You can consume skipjack and canned light tuna alongside other low-mercury species, such as cod, crab, salmon and scallops, as part of the recommended 2–3 servings of fish per week (10).

Try to avoid eating albacore or yellowfin tuna more than once per week. Refrain from bigeye tuna as much as possible (10).

Summary Skipjack and canned light tuna, which are relatively low in mercury, can be eaten as part of a healthy diet. However, albacore, yellowfin and bigeye tuna are high in mercury and should be limited or avoided.

Certain populations are especially susceptible to mercury and should limit or completely abstain from tuna.

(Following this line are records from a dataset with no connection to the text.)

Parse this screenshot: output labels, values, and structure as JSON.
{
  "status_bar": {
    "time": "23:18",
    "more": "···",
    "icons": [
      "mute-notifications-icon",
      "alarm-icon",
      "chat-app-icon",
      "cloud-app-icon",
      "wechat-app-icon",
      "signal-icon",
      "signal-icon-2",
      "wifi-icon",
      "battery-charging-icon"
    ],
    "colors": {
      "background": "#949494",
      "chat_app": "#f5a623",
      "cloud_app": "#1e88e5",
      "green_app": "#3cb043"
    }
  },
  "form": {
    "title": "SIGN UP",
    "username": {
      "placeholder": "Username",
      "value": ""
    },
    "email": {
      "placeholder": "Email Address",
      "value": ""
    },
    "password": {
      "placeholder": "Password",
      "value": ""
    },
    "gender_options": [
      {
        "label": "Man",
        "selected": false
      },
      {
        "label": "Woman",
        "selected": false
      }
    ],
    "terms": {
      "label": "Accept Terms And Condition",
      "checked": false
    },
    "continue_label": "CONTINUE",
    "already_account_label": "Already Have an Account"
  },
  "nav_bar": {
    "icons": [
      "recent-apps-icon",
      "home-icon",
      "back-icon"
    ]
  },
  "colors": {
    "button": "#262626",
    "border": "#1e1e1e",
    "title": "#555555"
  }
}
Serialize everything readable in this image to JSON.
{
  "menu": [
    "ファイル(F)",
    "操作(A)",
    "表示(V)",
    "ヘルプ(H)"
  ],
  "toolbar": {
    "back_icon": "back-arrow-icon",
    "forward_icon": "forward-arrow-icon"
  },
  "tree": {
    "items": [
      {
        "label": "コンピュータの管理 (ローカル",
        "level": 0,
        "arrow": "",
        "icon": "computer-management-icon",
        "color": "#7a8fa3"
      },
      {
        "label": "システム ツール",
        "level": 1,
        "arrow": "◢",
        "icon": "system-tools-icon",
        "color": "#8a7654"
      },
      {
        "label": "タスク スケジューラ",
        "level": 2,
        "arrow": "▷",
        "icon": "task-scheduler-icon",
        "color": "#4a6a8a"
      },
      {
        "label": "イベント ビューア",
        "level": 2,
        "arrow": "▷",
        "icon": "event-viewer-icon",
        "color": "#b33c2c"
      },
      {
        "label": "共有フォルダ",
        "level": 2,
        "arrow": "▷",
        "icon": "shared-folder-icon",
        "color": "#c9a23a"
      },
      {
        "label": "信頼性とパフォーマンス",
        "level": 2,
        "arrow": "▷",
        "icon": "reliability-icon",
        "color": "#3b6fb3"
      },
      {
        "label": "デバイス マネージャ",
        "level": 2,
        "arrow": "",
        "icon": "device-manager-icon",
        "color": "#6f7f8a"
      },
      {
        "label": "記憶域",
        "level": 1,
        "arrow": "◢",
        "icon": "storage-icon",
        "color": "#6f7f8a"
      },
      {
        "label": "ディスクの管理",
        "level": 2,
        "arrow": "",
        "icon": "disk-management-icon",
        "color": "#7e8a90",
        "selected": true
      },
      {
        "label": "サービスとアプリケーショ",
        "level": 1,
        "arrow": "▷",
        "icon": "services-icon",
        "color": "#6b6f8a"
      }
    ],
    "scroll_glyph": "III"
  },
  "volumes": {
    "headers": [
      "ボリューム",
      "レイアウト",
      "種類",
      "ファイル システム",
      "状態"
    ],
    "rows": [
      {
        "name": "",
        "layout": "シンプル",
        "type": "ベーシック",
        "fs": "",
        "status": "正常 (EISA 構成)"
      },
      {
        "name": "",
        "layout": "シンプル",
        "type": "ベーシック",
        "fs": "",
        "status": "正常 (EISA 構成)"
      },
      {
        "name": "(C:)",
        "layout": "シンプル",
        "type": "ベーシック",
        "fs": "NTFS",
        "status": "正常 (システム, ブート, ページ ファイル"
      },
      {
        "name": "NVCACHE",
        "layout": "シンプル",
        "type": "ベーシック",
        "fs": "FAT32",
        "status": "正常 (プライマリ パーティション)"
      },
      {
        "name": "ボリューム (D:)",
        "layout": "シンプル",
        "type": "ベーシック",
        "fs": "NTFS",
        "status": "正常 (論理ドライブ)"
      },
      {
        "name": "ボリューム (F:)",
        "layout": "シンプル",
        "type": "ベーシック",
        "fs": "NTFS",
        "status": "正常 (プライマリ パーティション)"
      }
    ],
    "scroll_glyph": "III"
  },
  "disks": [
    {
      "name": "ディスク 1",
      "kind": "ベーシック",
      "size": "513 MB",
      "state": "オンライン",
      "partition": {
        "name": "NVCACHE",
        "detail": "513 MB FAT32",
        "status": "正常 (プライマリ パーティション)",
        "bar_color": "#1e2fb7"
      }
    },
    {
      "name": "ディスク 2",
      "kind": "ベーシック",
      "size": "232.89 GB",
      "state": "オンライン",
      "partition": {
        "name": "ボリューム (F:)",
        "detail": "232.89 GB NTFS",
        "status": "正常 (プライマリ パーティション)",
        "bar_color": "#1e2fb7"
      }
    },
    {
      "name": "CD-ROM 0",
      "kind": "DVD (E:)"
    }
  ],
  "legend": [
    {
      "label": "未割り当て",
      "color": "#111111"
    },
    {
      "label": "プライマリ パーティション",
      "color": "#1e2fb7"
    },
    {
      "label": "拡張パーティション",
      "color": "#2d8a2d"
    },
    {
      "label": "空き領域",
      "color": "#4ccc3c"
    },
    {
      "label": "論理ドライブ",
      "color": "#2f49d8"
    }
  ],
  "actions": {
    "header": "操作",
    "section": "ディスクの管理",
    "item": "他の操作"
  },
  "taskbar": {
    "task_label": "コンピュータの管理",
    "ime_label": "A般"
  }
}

These include infants, young children and women who are pregnant, breastfeeding or planning to become pregnant.

Mercury exposure can impact embryo development and may lead to brain and developmental issues.

In a study in 135 women and their infants, each additional ppm of mercury consumed by pregnant women was tied to a decrease of over seven points on their infants’ brain function test scores (12).

However, the study noted that low-mercury fish was associated with better brain scores (12).

Health authorities currently advise that children, pregnant women and breastfeeding mothers should limit intake of tuna and other high-mercury fish, instead aiming for 2–3 servings of low-mercury fish per week (4, 10).

Summary Infants, children and women who are pregnant, breastfeeding or trying to conceive should limit or avoid tuna. However, they may benefit from eating low-mercury fish.

Mercury exposure is linked to health issues including poor brain function, anxiety, depression, heart disease and impaired infant development.

Though tuna is very nutritious, it’s also high in mercury compared to most other fish.

Therefore, it should be eaten in moderation — not every day.

You can eat skipjack and light canned tuna alongside other low-mercury fish a few times each week, but should limit or avoid albacore, yellowfin and bigeye tuna.